In unserem Verdacht werden wir dadurch bestärkt, dass auch andere von ähnlichen Erfahrungen mit der Züchterin berichten.

Für den Prozess benötige wir einen fachkundigen Rechtsanwalt, was natürlich mit Kosten verbunden ist. Zusätzlich kommen noch Gerichtskosten hinzu. Um zumindest einen Teil der anstehenden Kosten zu decken, haben wir dieses Crowdfunding gestartet.

Für die Gerichtskosten müssen CHF 3'000 im Voraus bezahlt werden. Auch die Anwaltskosten werden sich je nach Aufwand ungefähr in diesem Bereich bewegen. Unser Ziel ist es, mindestens CHF 3400.- zu sammeln, womit zwar nur ein Teil der Kosten gedeckt wird, wir so aber einen grossen Schritt näher sind, unser vierbeiniges Familienmitglied wieder nach Hause zu holen.

Für den Fall, dass wir den Prozess gewinnen sollten und die Prozesskosten damit von der Züchterin getragen werden müssten, würden die gesammelten Spenden allesamt an den SCTW (Schweizerischer Club Tschechoslowakischer Wolfhunde) und an den Tierschutzverein «Johns kleine Farm» verteilt.

Mit dem Erfolg des Projekts wären wir unserem Traum, Luna wieder im Kreis unserer Familie begrüssen zu dürfen, ein grosses Stück näher. Vor allem mein Sohn hängt sehr an der Fellnase.
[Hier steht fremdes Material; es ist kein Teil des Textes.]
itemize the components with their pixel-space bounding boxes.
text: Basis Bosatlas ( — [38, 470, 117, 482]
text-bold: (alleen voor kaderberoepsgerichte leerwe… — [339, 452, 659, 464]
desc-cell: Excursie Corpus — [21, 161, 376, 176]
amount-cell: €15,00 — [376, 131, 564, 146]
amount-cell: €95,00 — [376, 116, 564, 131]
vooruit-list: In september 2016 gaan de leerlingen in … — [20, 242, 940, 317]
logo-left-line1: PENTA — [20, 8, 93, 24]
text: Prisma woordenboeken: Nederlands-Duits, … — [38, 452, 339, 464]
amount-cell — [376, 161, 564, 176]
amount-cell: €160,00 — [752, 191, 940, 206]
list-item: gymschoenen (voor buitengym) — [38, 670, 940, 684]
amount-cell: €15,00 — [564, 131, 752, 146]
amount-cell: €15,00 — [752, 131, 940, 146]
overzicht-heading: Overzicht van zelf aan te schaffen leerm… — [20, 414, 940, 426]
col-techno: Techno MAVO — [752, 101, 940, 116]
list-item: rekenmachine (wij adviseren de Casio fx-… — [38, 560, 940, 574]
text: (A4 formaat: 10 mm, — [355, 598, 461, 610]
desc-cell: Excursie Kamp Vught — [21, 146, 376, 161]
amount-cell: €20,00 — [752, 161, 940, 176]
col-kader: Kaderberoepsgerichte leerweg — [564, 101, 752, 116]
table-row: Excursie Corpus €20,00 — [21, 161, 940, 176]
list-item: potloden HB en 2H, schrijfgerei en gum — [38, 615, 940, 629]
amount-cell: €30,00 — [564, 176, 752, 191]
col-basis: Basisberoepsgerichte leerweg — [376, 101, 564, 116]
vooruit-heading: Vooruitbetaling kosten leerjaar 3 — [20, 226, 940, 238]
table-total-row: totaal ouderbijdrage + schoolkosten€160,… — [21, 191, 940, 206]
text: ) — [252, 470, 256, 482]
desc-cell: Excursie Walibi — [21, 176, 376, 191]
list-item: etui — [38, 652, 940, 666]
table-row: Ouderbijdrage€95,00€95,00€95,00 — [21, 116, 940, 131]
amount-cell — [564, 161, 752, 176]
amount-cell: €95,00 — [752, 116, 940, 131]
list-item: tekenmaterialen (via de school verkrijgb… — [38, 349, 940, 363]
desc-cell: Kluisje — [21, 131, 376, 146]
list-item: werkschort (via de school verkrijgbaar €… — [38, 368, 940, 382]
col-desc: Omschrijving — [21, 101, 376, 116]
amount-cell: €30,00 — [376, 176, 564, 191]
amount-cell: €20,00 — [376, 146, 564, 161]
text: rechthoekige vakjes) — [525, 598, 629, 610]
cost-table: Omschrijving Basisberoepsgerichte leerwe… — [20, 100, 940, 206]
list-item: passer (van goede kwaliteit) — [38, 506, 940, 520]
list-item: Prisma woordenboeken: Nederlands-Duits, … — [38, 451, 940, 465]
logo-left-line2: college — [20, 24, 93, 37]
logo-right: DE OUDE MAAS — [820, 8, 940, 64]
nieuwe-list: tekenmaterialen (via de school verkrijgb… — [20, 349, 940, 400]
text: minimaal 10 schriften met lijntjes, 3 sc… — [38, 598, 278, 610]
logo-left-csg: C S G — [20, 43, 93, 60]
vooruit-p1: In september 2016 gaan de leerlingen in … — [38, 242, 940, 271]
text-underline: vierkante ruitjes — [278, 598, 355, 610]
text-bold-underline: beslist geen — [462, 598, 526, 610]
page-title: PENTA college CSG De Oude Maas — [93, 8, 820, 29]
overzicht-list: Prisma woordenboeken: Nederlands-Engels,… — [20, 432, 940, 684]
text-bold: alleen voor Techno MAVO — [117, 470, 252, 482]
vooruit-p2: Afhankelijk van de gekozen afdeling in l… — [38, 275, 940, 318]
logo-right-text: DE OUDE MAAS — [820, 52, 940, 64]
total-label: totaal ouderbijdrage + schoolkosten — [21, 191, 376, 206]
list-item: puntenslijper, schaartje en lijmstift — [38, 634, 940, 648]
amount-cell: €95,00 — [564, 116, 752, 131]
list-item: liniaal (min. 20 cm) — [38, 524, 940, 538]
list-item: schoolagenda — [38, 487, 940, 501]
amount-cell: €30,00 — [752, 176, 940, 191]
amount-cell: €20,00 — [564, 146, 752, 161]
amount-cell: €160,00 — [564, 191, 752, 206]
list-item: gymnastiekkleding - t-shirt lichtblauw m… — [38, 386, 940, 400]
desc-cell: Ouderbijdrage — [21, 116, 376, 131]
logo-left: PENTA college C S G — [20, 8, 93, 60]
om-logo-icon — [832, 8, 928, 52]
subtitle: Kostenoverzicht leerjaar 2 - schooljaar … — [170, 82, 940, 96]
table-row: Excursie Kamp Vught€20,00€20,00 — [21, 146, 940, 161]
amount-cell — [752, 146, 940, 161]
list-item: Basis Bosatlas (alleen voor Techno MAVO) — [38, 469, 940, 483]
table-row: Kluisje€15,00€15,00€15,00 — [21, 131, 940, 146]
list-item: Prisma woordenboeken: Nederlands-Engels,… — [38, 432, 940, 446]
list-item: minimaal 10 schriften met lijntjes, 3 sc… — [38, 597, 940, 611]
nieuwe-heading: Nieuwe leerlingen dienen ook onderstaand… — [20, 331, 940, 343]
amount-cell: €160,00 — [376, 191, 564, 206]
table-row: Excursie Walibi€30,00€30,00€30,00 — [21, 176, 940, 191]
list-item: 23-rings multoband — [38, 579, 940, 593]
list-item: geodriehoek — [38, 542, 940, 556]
Jeden Tag fragt er nach seiner Luna und versteht nicht, wieso sie nicht zu uns zurückkehrt.

Wenn sich im Rahmen des Prozesses herausstellen sollte, dass die Züchterin mit wohlwissender Absicht gehandelt und eine gültige Abmachung gebrochen hat, würde dieser Prozess helfen, dass sich solche Dinge in Zukunft nicht wiederholen.

Um nicht kampflos aufgeben zu müssen, benötigen wir für den Anfang CHF 3'400.

Helft uns, unser Familienmitglied Luna zurückzugewinnen!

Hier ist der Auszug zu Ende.